No podemos aceptar y ser condescendientes frente a la violencia, menos si ésta afecta directamente las vidas y la tranquilidad de aquellos que trabajan día tras día en la defensa del planeta. Por eso, desde WWF Colombia hacemos un llamado para que se tomen acciones para detener el asesinato de líderes y lideresas ambientales en todo el territorio colombiano y se propicie la puesta en marcha  del Acuerdo de Escazú, que tiene disposiciones especiales sobre la protección de líderes ambientales, considerando que  sin la presencia y dedicación de estas personas, la protección del ambiente y de los derechos que de ellas dependen, serían imposibles de cumplir.
 
Es preciso resaltar el compromiso asumido por el gobierno de Colombia con la ratificación del Acuerdo de Escazú desde su firma en diciembre por parte del Presidente de la República, y su radicación en el Congreso de la República en el pasado mes de julio con mensaje de urgencia.
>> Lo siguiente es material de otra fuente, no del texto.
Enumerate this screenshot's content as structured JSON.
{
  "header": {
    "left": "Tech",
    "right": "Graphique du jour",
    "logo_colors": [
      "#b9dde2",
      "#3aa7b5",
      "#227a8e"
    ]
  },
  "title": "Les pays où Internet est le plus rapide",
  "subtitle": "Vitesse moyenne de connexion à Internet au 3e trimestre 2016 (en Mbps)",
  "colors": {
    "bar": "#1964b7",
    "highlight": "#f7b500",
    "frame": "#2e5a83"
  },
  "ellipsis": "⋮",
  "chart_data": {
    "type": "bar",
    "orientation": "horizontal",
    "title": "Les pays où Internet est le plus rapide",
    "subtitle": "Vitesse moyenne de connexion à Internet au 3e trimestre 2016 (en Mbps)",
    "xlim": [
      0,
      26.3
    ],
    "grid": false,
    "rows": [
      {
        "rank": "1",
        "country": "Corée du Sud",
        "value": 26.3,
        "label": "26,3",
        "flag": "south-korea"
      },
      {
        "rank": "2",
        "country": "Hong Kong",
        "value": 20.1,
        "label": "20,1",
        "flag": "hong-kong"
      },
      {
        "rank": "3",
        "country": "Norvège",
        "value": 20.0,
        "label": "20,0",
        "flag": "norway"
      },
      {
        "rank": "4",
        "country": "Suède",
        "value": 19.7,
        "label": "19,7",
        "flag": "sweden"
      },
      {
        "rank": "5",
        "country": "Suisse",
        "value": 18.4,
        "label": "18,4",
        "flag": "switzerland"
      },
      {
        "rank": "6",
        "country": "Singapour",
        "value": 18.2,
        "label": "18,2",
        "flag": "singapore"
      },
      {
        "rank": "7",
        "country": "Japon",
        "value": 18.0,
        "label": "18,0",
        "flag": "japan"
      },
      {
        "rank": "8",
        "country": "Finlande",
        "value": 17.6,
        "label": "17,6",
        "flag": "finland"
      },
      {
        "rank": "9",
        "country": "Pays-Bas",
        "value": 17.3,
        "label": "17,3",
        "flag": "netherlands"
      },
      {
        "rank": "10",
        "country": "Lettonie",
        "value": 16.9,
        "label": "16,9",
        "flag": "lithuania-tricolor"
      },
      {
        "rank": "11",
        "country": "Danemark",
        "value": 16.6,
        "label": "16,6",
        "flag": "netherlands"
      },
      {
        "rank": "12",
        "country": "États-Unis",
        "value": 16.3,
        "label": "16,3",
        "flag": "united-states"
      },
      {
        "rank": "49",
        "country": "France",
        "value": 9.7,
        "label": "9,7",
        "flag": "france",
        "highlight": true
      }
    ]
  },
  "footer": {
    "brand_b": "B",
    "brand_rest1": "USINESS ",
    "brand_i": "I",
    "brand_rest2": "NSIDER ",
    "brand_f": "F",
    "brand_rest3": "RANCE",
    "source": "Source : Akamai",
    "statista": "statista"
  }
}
El Acuerdo de Escazú además de fortalecer la implementación de derechos fundamentales como el acceso a la información, la participación ciudadana y el acceso a la justicia en materia ambiental. Escazú reitera la voluntad política del gobierno y las obligaciones que el país ha adquirido en los sistemas de protección universal y regional de derechos humanos específicamente respecto de las personas defensoras del ambiente como la vida, la integridad física y libertad, entre otros.
 
Nadie debería morir por lo que hace en favor de la vida y el bienestar. Los asesinatos de tantos líderes ambientales, en un país tan rico en recursos naturales, no es otra cosa que un amargo retrato de la codicia de quienes no conciben la posibilidad de un mundo mejor. Necesitamos acciones concretas y que se ponga en marcha la implementación del Acuerdo de Escazú para que la defensa de la vida no tenga como consecuencias el miedo, la violación de los derechos humanos,  y en el peor de los casos, la muerte.